Sunesis Pharmaceuticals enrolls 113 patients in voreloxin REVEAL-1 trial

Sunesis Pharmaceuticals, Inc. (Nasdaq: SNSS) today reported that it has completed enrollment in the REVEAL-1 (Response Evaluation of VorEloxin in AmL) trial, a Phase 2 dose regimen optimization trial of single agent voreloxin in newly diagnosed elderly acute myeloid leukemia (AML) patients who are unlikely to benefit from standard induction chemotherapy. A total of 113 patients were enrolled and dosed according to one of three dosing schedules.

"The REVEAL-1 trial's rapid accrual from initiation in May 2008 underscores a strong interest from investigators in voreloxin as a potential new treatment for AML," said Daniel Swisher, Chief Executive Officer of Sunesis. "Previously reported interim data from this and other studies have demonstrated that voreloxin can induce durable complete remissions in a variety of AML patient populations, including highly underserved elderly patients. Results from REVEAL-1 and our ongoing Phase 1b/2 trial of voreloxin in combination with cytarabine in relapsed/refractory AML will contribute greatly to our clinical development strategy as we look to move next year into a pivotal trial of voreloxin."

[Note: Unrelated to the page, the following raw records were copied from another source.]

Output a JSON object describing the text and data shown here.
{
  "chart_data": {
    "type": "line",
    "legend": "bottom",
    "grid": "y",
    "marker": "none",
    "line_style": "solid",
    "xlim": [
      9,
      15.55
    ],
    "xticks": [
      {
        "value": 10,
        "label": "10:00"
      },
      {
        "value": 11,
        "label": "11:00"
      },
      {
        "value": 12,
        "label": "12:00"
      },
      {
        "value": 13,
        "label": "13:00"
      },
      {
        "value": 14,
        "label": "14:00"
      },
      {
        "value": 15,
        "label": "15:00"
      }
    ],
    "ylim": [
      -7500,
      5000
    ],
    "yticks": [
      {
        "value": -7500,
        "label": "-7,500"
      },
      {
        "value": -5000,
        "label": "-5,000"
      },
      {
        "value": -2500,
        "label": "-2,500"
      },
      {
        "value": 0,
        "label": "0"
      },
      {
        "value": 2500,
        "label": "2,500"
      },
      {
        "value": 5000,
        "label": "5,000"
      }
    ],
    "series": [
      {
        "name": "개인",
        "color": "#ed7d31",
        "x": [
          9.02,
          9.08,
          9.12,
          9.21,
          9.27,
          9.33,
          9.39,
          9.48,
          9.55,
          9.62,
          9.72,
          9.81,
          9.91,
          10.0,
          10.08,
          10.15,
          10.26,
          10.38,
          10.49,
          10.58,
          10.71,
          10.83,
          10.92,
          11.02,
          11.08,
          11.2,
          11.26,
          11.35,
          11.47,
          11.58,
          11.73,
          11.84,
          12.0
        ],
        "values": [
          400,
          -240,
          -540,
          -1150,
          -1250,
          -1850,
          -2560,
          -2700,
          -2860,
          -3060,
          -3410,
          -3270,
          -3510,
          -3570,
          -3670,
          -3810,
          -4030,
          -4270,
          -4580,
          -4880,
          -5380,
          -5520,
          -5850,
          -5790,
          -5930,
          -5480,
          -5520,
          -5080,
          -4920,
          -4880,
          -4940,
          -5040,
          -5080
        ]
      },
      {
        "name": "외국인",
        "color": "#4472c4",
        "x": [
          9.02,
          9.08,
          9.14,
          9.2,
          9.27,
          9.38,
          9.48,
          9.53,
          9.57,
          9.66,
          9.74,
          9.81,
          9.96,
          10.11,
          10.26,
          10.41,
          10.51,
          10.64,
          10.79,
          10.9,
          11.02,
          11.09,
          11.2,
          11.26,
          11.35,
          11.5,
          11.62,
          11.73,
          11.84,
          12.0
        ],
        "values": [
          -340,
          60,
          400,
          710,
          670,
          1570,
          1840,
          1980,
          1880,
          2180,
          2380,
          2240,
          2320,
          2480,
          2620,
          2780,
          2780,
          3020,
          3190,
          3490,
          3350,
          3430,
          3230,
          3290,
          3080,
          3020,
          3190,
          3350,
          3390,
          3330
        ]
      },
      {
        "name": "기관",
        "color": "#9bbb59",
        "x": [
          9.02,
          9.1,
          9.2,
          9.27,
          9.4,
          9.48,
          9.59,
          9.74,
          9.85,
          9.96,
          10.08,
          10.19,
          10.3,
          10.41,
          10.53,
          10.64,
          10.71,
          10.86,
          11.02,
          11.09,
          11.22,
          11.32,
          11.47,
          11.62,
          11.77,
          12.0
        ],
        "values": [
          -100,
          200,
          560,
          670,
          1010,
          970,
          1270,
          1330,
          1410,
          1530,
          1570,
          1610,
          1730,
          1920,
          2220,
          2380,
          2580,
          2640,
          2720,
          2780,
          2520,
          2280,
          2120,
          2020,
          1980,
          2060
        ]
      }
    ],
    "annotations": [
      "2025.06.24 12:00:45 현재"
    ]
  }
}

The primary objective of the REVEAL-1 trial is to evaluate voreloxin's anti-leukemic activity as a single agent, measured as either complete remission (CR) or complete remission without full platelet recovery (CRp). The trial will also measure the duration of remission and survival. In order to qualify for the trial, patients had to be at least age 60 with previously untreated AML and satisfy at least one of the following poor prognosis factors: poor performance status (PS 2); intermediate or unfavorable cytogenetics; prior antecedent hematologic disorder; or an age greater than or equal to 70 years. Patients enrolled in the trial were treated with voreloxin according to one of three dosing schedules: 72 mg/m2 of voreloxin dosed weekly for three weeks, 72 mg/m2 of voreloxin dosed weekly for two weeks, or 72 or 90 mg/m2 of voreloxin dosed on days one and four.